Sorry, but like I said, we're not psychic. We're more like remote tech support. We have no idea what's going wrong between the chair and the keyboard. We knew the answer you were getting was wrong. We did not know why other than that it was something in the matrix multiplication. Hence why we asked for steps.

And as yet, I remain unconvinced you actually can multiply matrices correctly and consistently. At no time in this thread did you mention (0,1) as a solution. At a couple times you mentioned two possible solutions, indicating you were uncertain. Since I basically gave you the answer, we will never know what you were really doing wrong, and I can only hope that you don't run into the same issue again later when you see a different problem involving matrix multiplication.

In short, I understand why you felt you should just be given the answer so you could see what you did wrong. I indulged the theory. I'm unconvinced it actually helped you.

Edit, if you want, though, here's another linear system:

$$\begin{align*} 5x+7y &= -4 \\ 2x - 3y &= 6\end{align*}$$

If you care to do this problem and get the right answer, then more power to you.

 

[uperkurk]

-54, 38

although I am not sure because when it comes to finding out the inverse I get

$= \begin{bmatrix} \frac{1}{1} \end{bmatrix}$ which is just 1... so my matrix inverse becomes

A^-1 $= \begin{bmatrix} 3 & -7 \\ -2 & 5 \end{bmatrix} x \begin{bmatrix} -4 \\ 5 \end{bmatrix}$ ?

(-4x3) + (-7x6) = -54
(-2) x (-4) + (5x6) = 38

 

[Muphrid]

When you find the inverse, you do this:

$$A = \begin{bmatrix} a & b \\ c & d \end{bmatrix} \to A^{-1} =\frac{1}{ad - bc} \begin{bmatrix} d & -b \\ -c & a \end{bmatrix}$$

So first, the sign on your 3 is wrong, and you didn't divide out by the determinant, which is (5x(-3) - 2x7).

Otherwise, you do seem to do the multiplication right for what you got from the step before. I suspect you may just need a little more practice and repetition then, and at that point, you'd be fine.

 

[uperkurk]

Our tutor provides us with all the formula's and I know to swap the elements for a and d and negate the elements b and c which is what I did.

So is -54, 38 correct? I don't dare check it on a calculator

Nevermind I know it's wrong... and I hate it when you have operators that conflict each other, for example 2 x -2 + - 4 I don't know what order to put stuff in.

 

[Muphrid]

I just said you changed the sign on 3 when you shouldn't have and you forgot to divide by the determinant, so no, the answer you got is not correct. You did multiply properly, though.
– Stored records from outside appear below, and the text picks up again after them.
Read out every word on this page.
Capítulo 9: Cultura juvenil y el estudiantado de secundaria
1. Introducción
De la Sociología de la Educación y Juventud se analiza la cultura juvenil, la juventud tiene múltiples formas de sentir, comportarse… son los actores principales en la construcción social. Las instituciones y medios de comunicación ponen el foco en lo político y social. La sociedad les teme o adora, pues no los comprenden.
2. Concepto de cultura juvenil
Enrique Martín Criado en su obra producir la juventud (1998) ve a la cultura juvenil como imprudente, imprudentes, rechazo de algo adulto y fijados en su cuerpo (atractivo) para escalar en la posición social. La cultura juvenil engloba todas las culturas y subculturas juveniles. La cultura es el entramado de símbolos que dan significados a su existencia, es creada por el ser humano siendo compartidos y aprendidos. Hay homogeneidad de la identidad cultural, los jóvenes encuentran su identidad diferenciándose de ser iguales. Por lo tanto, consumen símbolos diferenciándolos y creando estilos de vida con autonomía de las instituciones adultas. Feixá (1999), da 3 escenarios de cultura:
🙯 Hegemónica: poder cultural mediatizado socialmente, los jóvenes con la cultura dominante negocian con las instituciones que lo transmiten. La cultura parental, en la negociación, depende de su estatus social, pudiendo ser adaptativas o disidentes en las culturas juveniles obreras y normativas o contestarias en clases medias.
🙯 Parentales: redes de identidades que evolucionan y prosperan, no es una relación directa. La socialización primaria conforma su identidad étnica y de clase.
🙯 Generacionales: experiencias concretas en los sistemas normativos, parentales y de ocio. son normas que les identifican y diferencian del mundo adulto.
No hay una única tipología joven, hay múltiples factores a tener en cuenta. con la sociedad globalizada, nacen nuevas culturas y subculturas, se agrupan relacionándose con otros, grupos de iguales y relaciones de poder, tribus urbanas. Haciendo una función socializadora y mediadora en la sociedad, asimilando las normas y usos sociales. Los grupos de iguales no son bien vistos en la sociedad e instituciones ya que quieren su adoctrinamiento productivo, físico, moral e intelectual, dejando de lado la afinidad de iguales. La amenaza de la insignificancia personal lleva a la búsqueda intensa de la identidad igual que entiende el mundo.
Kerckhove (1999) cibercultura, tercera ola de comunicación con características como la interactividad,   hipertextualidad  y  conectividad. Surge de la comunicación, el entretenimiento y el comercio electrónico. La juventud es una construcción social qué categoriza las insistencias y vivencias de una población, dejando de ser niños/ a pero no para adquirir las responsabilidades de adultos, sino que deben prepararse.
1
Standard order of operations is that multiplications come before additions unless parentheses explicitly tell you to do something else first. $2 \times (-2) + (-4) = -4 + (-4)= -8$.

 

[uperkurk]

$$A = \begin{bmatrix} 5 & 7 \\ 2 & 3 \end{bmatrix} \to A^{-1} =\frac{1}{ad - bc} \begin{bmatrix} 3 & -7 \\ -2 & 5 \end{bmatrix}$$

Which is what I wrote? To be honest whoever invented this crap could not have made it more complicated if they tried.

$A^{-1} =\frac{1}{ad - bc}$ is where I go wrong because I get confused on my operators, yes I'm at uni, but I have dyscalculia and have never ever been good at remembering numbers or anything to do with maths. I failed GCSE math and the only reason I'm doing math now is because it's part of my computer science course so I have no option but to learn it.

 

[Muphrid]

Edit, if you want, though, here's another linear system:

$$\begin{align*} 5x+7y &= -4 \\ 2x - 3y &= 6\end{align*}$$

The matrix A should be

$$A = \begin{bmatrix} 5 & 7 \\ 2 & -3 \end{bmatrix}$$

with the negative sign on the 3.

 

[uperkurk]

The matrix A should be

$$A = \begin{bmatrix} 5 & 7 \\ 2 & -3 \end{bmatrix}$$

with the negative sign on the 3.

Ohhhh my bad I didn't realize that. anyway this thread has gone on way too long i'll let you go help some other people.

It's a shame it took so long to figure out what I was actually doing wrong I could have spend those 2 days on something else but not to worry still have 2 more days to revise.